In 1904, Hart commenced training at The London Hospital under Matron Eva Luckes. She completed her training in 1908, and joined the hospital's Private Nursing Institute. She worked as a private nurse until at least 1923, and during this time cared for Prince Albert in 1917, for which George V awarded her the RVM.

In 1923, she was sent to Sandringham, where she nursed Princess Victoria, who had pneumonia. Whilst Hart was there, Empress Maria, the Dowager Empress of Russia and Queen Alexandra's sister, became ill, and Hart also cared for her alongside Lord Dawson, the king's physician and a London Hospital doctor. During the seven weeks she spent at Sandringham nursing royalty, Prince Albert, who was by then the Duke of York, got engaged to Lady Elizabeth Bowes Lyon (later Queen Elizabeth the Queen Mother) and brought her up to Hart's room to meet his former nurse.

== Honours ==
Hart was awarded the Royal Victorian Medal - Silver, in 1917 for her nursing services to Prince Albert.

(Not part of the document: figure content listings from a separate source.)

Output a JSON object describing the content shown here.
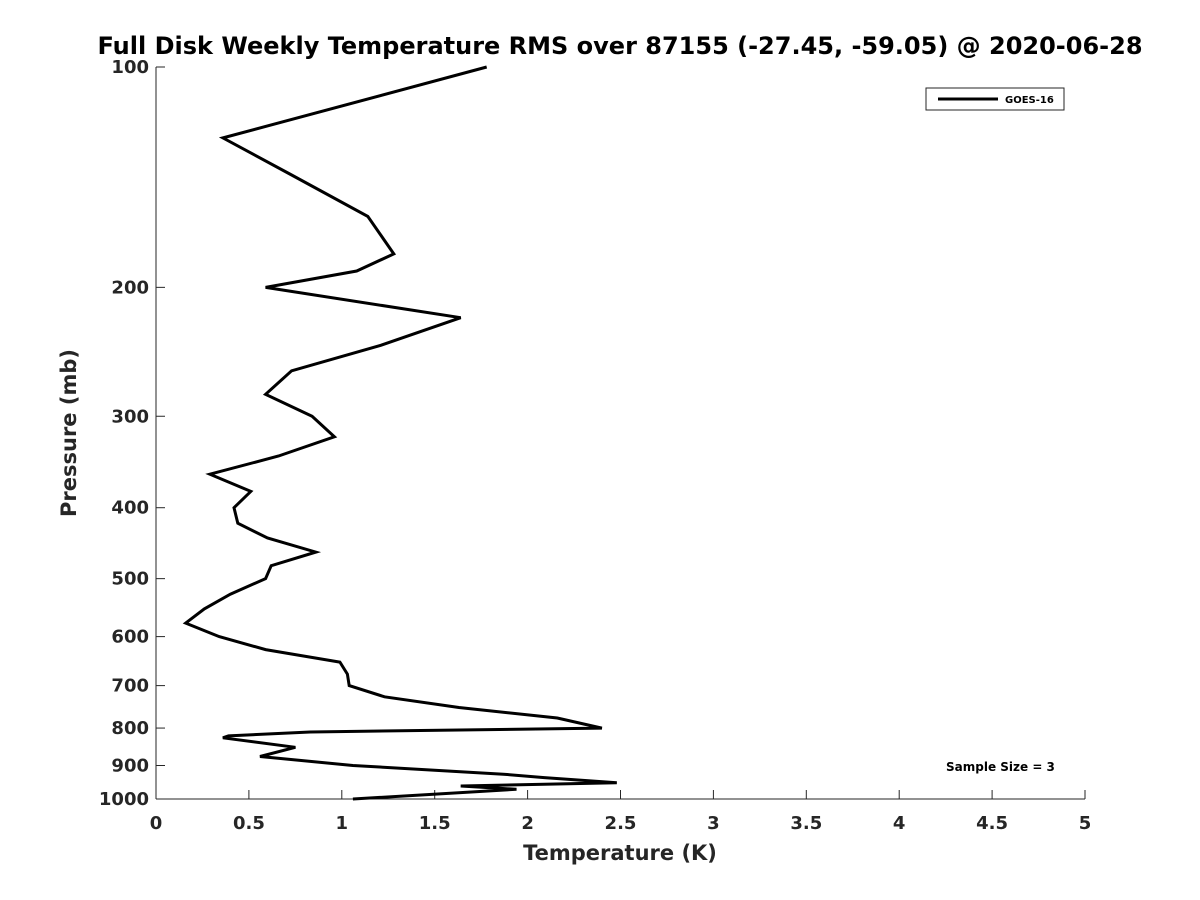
{
  "chart_data": {
    "type": "line",
    "title": "Full Disk Weekly Temperature RMS over 87155 (-27.45, -59.05) @ 2020-06-28",
    "xlabel": "Temperature (K)",
    "ylabel": "Pressure (mb)",
    "xlim": [
      0,
      5
    ],
    "ylim": [
      100,
      1000
    ],
    "y_scale": "log",
    "y_reversed": true,
    "x_ticks": [
      "0",
      "0.5",
      "1",
      "1.5",
      "2",
      "2.5",
      "3",
      "3.5",
      "4",
      "4.5",
      "5"
    ],
    "y_ticks": [
      "100",
      "200",
      "300",
      "400",
      "500",
      "600",
      "700",
      "800",
      "900",
      "1000"
    ],
    "legend_position": "top-right",
    "annotation": "Sample Size = 3",
    "color": "#000000",
    "series": [
      {
        "name": "GOES-16",
        "points": [
          [
            1.78,
            100
          ],
          [
            0.36,
            125
          ],
          [
            0.72,
            140
          ],
          [
            1.14,
            160
          ],
          [
            1.28,
            180
          ],
          [
            1.08,
            190
          ],
          [
            0.59,
            200
          ],
          [
            1.64,
            220
          ],
          [
            1.21,
            240
          ],
          [
            0.73,
            260
          ],
          [
            0.59,
            280
          ],
          [
            0.84,
            300
          ],
          [
            0.96,
            320
          ],
          [
            0.66,
            340
          ],
          [
            0.29,
            360
          ],
          [
            0.51,
            380
          ],
          [
            0.42,
            400
          ],
          [
            0.44,
            420
          ],
          [
            0.6,
            440
          ],
          [
            0.86,
            460
          ],
          [
            0.62,
            480
          ],
          [
            0.59,
            500
          ],
          [
            0.4,
            525
          ],
          [
            0.26,
            550
          ],
          [
            0.16,
            575
          ],
          [
            0.34,
            600
          ],
          [
            0.59,
            625
          ],
          [
            0.99,
            650
          ],
          [
            1.03,
            675
          ],
          [
            1.04,
            700
          ],
          [
            1.23,
            725
          ],
          [
            1.63,
            750
          ],
          [
            2.16,
            775
          ],
          [
            2.4,
            800
          ],
          [
            0.83,
            810
          ],
          [
            0.39,
            820
          ],
          [
            0.36,
            825
          ],
          [
            0.75,
            850
          ],
          [
            0.56,
            875
          ],
          [
            1.06,
            900
          ],
          [
            1.87,
            925
          ],
          [
            2.09,
            935
          ],
          [
            2.48,
            950
          ],
          [
            1.64,
            960
          ],
          [
            1.94,
            970
          ],
          [
            1.06,
            1000
          ]
        ]
      }
    ]
  }
}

== Retirement and death ==
Hart retired to Eastbourne by 1931/1932, and shortly afterwards she had a stroke. (Note: The earliest electoral roll that Hart is in for Eastbourne is 1931/32, but she may have moved here earlier.)

She retrained as a stone mason, and later also worked as a wood carver and sculptor. Hart exhibited extensively in Eastbourne.

She died on 11 September 1967 in Eastbourne, and left over £29,000 in her will. She left her 'mother and child' sculpture to the Towner Gallery, Eastbourne.